The trick with halogens, e.g. chlorine, and tungsten is, they react at cooler places to form the gas WCL6. This falls apart at hotter spots.
As in every light bulb the filament evaporates tungsten atoms which settle eventually down at the cool glass walls of the bulb. There the are picked up by the halogen and deposited preferably at the hottest spot around. This will be the thinnest part of the filament increasing its diameter again.
The filament in a halogen bulb is self-healing.
(Traces of water, for example, would work in the opposite direction and carry away material from the hottest/thinnest part of the filament.)

As a result you can make filaments in halogen lamps thinner from the beginning, making them hotter and increase the output ratio of visible light over infrared, reduce the amount of wasted heat.
The visible light output is nearly twice that of a standard bulb at the same watts input.

Old standard light bulbs develop a layer of tungsten metal on the inside and that will obviously block escaping light. Often you can see blackened spots with the naked eye.

This never happens in a halogen bulb.

MrTuffPaws, I never experienced what you do, nor heard about that. For me the halogens just die some day.

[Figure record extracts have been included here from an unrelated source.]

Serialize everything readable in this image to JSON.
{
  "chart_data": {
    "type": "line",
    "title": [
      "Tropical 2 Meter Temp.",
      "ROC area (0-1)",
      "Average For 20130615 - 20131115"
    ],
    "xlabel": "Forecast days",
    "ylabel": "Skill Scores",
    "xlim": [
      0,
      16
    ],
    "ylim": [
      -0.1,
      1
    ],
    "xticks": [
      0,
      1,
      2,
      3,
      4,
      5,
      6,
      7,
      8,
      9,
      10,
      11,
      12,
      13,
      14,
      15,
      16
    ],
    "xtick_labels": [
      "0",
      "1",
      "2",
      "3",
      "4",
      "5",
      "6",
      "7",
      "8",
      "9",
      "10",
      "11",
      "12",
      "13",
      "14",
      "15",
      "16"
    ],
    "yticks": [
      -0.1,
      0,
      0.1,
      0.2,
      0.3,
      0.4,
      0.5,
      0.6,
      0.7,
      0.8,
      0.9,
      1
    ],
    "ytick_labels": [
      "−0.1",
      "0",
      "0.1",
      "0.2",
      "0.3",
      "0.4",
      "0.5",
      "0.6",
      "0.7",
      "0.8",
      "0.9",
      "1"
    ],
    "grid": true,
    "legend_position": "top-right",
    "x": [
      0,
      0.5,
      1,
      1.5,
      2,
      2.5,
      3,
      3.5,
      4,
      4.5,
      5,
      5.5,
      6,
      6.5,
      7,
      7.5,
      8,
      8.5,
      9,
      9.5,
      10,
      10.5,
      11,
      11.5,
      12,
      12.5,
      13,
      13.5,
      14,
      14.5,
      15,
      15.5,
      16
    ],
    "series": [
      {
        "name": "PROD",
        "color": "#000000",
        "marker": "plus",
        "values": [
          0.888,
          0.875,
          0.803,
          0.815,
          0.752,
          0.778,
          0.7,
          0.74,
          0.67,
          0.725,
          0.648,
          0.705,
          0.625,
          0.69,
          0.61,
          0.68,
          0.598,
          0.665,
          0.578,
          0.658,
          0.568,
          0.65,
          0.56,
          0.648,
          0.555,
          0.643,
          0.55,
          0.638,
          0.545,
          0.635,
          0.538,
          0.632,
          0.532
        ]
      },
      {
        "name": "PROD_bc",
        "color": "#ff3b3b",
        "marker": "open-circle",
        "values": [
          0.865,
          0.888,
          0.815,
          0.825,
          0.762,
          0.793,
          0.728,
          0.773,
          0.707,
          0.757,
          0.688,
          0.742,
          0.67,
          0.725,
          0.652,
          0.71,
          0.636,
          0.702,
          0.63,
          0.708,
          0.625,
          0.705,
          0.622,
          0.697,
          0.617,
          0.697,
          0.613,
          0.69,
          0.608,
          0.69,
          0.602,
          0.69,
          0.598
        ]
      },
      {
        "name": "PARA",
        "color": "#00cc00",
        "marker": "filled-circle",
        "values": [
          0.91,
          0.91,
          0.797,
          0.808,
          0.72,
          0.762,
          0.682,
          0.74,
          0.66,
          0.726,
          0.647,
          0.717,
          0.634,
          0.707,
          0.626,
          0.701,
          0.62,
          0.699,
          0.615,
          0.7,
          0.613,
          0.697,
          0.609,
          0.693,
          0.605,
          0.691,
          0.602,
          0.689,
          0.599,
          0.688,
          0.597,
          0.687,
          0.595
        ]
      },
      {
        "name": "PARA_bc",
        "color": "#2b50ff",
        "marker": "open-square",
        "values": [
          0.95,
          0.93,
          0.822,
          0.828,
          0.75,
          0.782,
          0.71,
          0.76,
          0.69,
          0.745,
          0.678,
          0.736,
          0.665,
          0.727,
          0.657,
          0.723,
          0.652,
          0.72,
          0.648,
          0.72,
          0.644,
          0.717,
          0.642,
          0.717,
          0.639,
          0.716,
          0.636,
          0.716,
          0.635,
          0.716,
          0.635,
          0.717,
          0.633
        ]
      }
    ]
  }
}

I would like to support gotpasswords idea about corroding contacts, either on the outside of the bulb or ,more probably, at the lamp itself. The greater heat supports faster corrosion.

MrTuffPaws, go and check, perhaps some sandpaper helps.
MummyCave

Everything you wanted to know about Halogen light bulbs.

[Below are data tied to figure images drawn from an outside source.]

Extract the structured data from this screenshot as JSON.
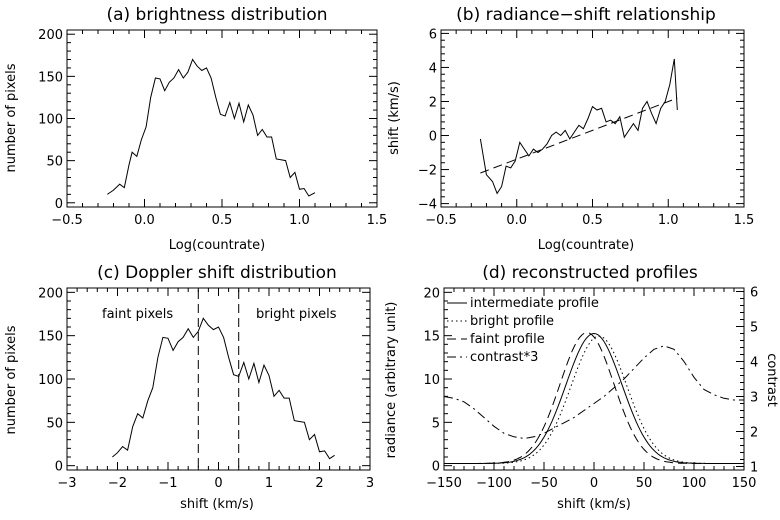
{
  "chart_data": [
    {
      "type": "line",
      "title": "(a) brightness distribution",
      "xlabel": "Log(countrate)",
      "ylabel": "number of pixels",
      "xlim": [
        -0.5,
        1.5
      ],
      "ylim": [
        -5,
        205
      ],
      "xticks": [
        -0.5,
        0.0,
        0.5,
        1.0,
        1.5
      ],
      "xtick_labels": [
        "−0.5",
        "0.0",
        "0.5",
        "1.0",
        "1.5"
      ],
      "yticks": [
        0,
        50,
        100,
        150,
        200
      ],
      "ytick_labels": [
        "0",
        "50",
        "100",
        "150",
        "200"
      ],
      "series": [
        {
          "style": "solid",
          "x": [
            -0.24,
            -0.2,
            -0.16,
            -0.13,
            -0.1,
            -0.08,
            -0.05,
            -0.02,
            0.01,
            0.04,
            0.07,
            0.1,
            0.13,
            0.16,
            0.19,
            0.22,
            0.25,
            0.28,
            0.31,
            0.34,
            0.37,
            0.4,
            0.43,
            0.46,
            0.49,
            0.52,
            0.55,
            0.58,
            0.61,
            0.64,
            0.67,
            0.7,
            0.73,
            0.76,
            0.79,
            0.82,
            0.85,
            0.88,
            0.91,
            0.94,
            0.97,
            1.0,
            1.03,
            1.06,
            1.1
          ],
          "y": [
            10,
            15,
            22,
            18,
            45,
            60,
            55,
            75,
            90,
            125,
            148,
            147,
            133,
            143,
            148,
            158,
            148,
            155,
            170,
            162,
            157,
            160,
            148,
            125,
            105,
            103,
            119,
            100,
            118,
            96,
            116,
            104,
            80,
            87,
            78,
            78,
            52,
            51,
            50,
            30,
            36,
            16,
            17,
            8,
            12
          ]
        }
      ]
    },
    {
      "type": "line",
      "title": "(b) radiance−shift relationship",
      "xlabel": "Log(countrate)",
      "ylabel": "shift (km/s)",
      "xlim": [
        -0.5,
        1.5
      ],
      "ylim": [
        -4.2,
        6.2
      ],
      "xticks": [
        -0.5,
        0.0,
        0.5,
        1.0,
        1.5
      ],
      "xtick_labels": [
        "−0.5",
        "0.0",
        "0.5",
        "1.0",
        "1.5"
      ],
      "yticks": [
        -4,
        -2,
        0,
        2,
        4,
        6
      ],
      "ytick_labels": [
        "−4",
        "−2",
        "0",
        "2",
        "4",
        "6"
      ],
      "series": [
        {
          "style": "solid",
          "x": [
            -0.24,
            -0.2,
            -0.16,
            -0.13,
            -0.1,
            -0.07,
            -0.04,
            -0.01,
            0.02,
            0.05,
            0.08,
            0.11,
            0.14,
            0.17,
            0.2,
            0.23,
            0.26,
            0.29,
            0.32,
            0.35,
            0.38,
            0.41,
            0.44,
            0.47,
            0.5,
            0.53,
            0.56,
            0.59,
            0.62,
            0.65,
            0.68,
            0.71,
            0.74,
            0.77,
            0.8,
            0.83,
            0.86,
            0.89,
            0.92,
            0.95,
            0.98,
            1.01,
            1.04,
            1.06
          ],
          "y": [
            -0.2,
            -2.3,
            -2.7,
            -3.4,
            -3.0,
            -1.8,
            -1.9,
            -1.5,
            -0.4,
            -0.8,
            -1.2,
            -0.8,
            -1.0,
            -0.8,
            -0.5,
            0.0,
            0.2,
            0.0,
            0.3,
            -0.2,
            0.2,
            0.6,
            0.4,
            1.0,
            1.7,
            1.5,
            1.6,
            0.8,
            0.9,
            0.7,
            1.1,
            -0.1,
            0.3,
            0.7,
            0.3,
            1.6,
            2.0,
            1.3,
            0.7,
            1.6,
            2.0,
            3.0,
            4.5,
            1.5
          ]
        },
        {
          "style": "dashed",
          "x": [
            -0.24,
            1.06
          ],
          "y": [
            -2.2,
            2.2
          ]
        }
      ]
    },
    {
      "type": "line",
      "title": "(c) Doppler shift distribution",
      "xlabel": "shift (km/s)",
      "ylabel": "number of pixels",
      "xlim": [
        -3,
        3
      ],
      "ylim": [
        -5,
        205
      ],
      "xticks": [
        -3,
        -2,
        -1,
        0,
        1,
        2,
        3
      ],
      "xtick_labels": [
        "−3",
        "−2",
        "−1",
        "0",
        "1",
        "2",
        "3"
      ],
      "yticks": [
        0,
        50,
        100,
        150,
        200
      ],
      "ytick_labels": [
        "0",
        "50",
        "100",
        "150",
        "200"
      ],
      "annotations": [
        "faint pixels",
        "bright pixels"
      ],
      "vlines": [
        -0.4,
        0.4
      ],
      "series": [
        {
          "style": "solid",
          "x": [
            -2.1,
            -2.0,
            -1.9,
            -1.8,
            -1.7,
            -1.6,
            -1.5,
            -1.4,
            -1.3,
            -1.2,
            -1.1,
            -1.0,
            -0.9,
            -0.8,
            -0.7,
            -0.6,
            -0.5,
            -0.4,
            -0.3,
            -0.2,
            -0.1,
            0.0,
            0.1,
            0.2,
            0.3,
            0.4,
            0.5,
            0.6,
            0.7,
            0.8,
            0.9,
            1.0,
            1.1,
            1.2,
            1.3,
            1.4,
            1.5,
            1.6,
            1.7,
            1.8,
            1.9,
            2.0,
            2.1,
            2.2,
            2.3
          ],
          "y": [
            10,
            15,
            22,
            18,
            45,
            60,
            55,
            75,
            90,
            125,
            148,
            147,
            133,
            143,
            148,
            158,
            148,
            155,
            170,
            162,
            157,
            160,
            148,
            125,
            105,
            103,
            119,
            100,
            118,
            96,
            116,
            104,
            80,
            87,
            78,
            78,
            52,
            51,
            50,
            30,
            36,
            16,
            17,
            8,
            12
          ]
        }
      ]
    },
    {
      "type": "line",
      "title": "(d) reconstructed profiles",
      "xlabel": "shift (km/s)",
      "ylabel": "radiance (arbitrary unit)",
      "ylabel_right": "contrast",
      "xlim": [
        -150,
        150
      ],
      "ylim": [
        -0.5,
        20.5
      ],
      "ylim_right": [
        0.9,
        6.1
      ],
      "xticks": [
        -150,
        -100,
        -50,
        0,
        50,
        100,
        150
      ],
      "xtick_labels": [
        "−150",
        "−100",
        "−50",
        "0",
        "50",
        "100",
        "150"
      ],
      "yticks": [
        0,
        5,
        10,
        15,
        20
      ],
      "ytick_labels": [
        "0",
        "5",
        "10",
        "15",
        "20"
      ],
      "yticks_right": [
        1,
        2,
        3,
        4,
        5,
        6
      ],
      "ytick_labels_right": [
        "1",
        "2",
        "3",
        "4",
        "5",
        "6"
      ],
      "series": [
        {
          "name": "intermediate profile",
          "style": "solid",
          "profile": "gaussian",
          "center": 0,
          "width": 28,
          "amplitude": 15,
          "baseline": 0.25
        },
        {
          "name": "bright profile",
          "style": "dotted",
          "profile": "gaussian",
          "center": 5,
          "width": 28,
          "amplitude": 14.7,
          "baseline": 0.25
        },
        {
          "name": "faint profile",
          "style": "dashed",
          "profile": "gaussian",
          "center": -7,
          "width": 27,
          "amplitude": 15.1,
          "baseline": 0.25
        },
        {
          "name": "contrast*3",
          "style": "dashdot",
          "axis": "right",
          "x": [
            -150,
            -140,
            -130,
            -120,
            -110,
            -100,
            -90,
            -80,
            -70,
            -60,
            -50,
            -40,
            -30,
            -20,
            -10,
            0,
            10,
            20,
            30,
            40,
            50,
            60,
            70,
            80,
            90,
            100,
            110,
            120,
            130,
            140,
            150
          ],
          "y": [
            3.0,
            2.95,
            2.85,
            2.65,
            2.4,
            2.15,
            1.95,
            1.85,
            1.8,
            1.85,
            1.95,
            2.1,
            2.25,
            2.4,
            2.6,
            2.8,
            3.0,
            3.25,
            3.5,
            3.8,
            4.1,
            4.35,
            4.45,
            4.35,
            4.0,
            3.55,
            3.2,
            3.05,
            2.95,
            2.9,
            2.9
          ]
        }
      ]
    }
  ]
}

I suspect some of you got your info from this site…

By the way, ALL lamps will dim with age. Halogens are so bright that the dimming from age is harder to notice.

Quote:

I suspect some of you got your info from this site…

Quote

No, I didn`t. It’s just a spin off of my masters in chemistry.

What about that remark anyhow, you want to accuse us of chaeting ?

MummyCave

I read through whuckfistle’s citation, MummyCave, and there’s just no way whuckfistle was saying that was where your information came from. :slight_smile:

That was tongue in cheek, MummyCave. Don`t be offended, most of the time someone will ask for a site anyway. I just made it easier on you.:wink:

Accepted.

I’ll try to be less jumpy next time, but I did not realize the tongue in cheek intention.

Myself, I am not so good at finding usable sites.
Actually I had been looking for one and didn’t succed.

whuckfistle, yours is a good one, giving a lot of technical details, and I bookmarked it for thorough reading some time.
MummyCave
However, as far as I saw so far, the chemestry question is not covered there.

FWIW: I have the same lamp by the sounds of it. I can buy a brand new lamp for the price of a 2-pack of those bulbs.

Same with stinkin` printers. With some models, a couple of ink cartridges cost the same as a new printer.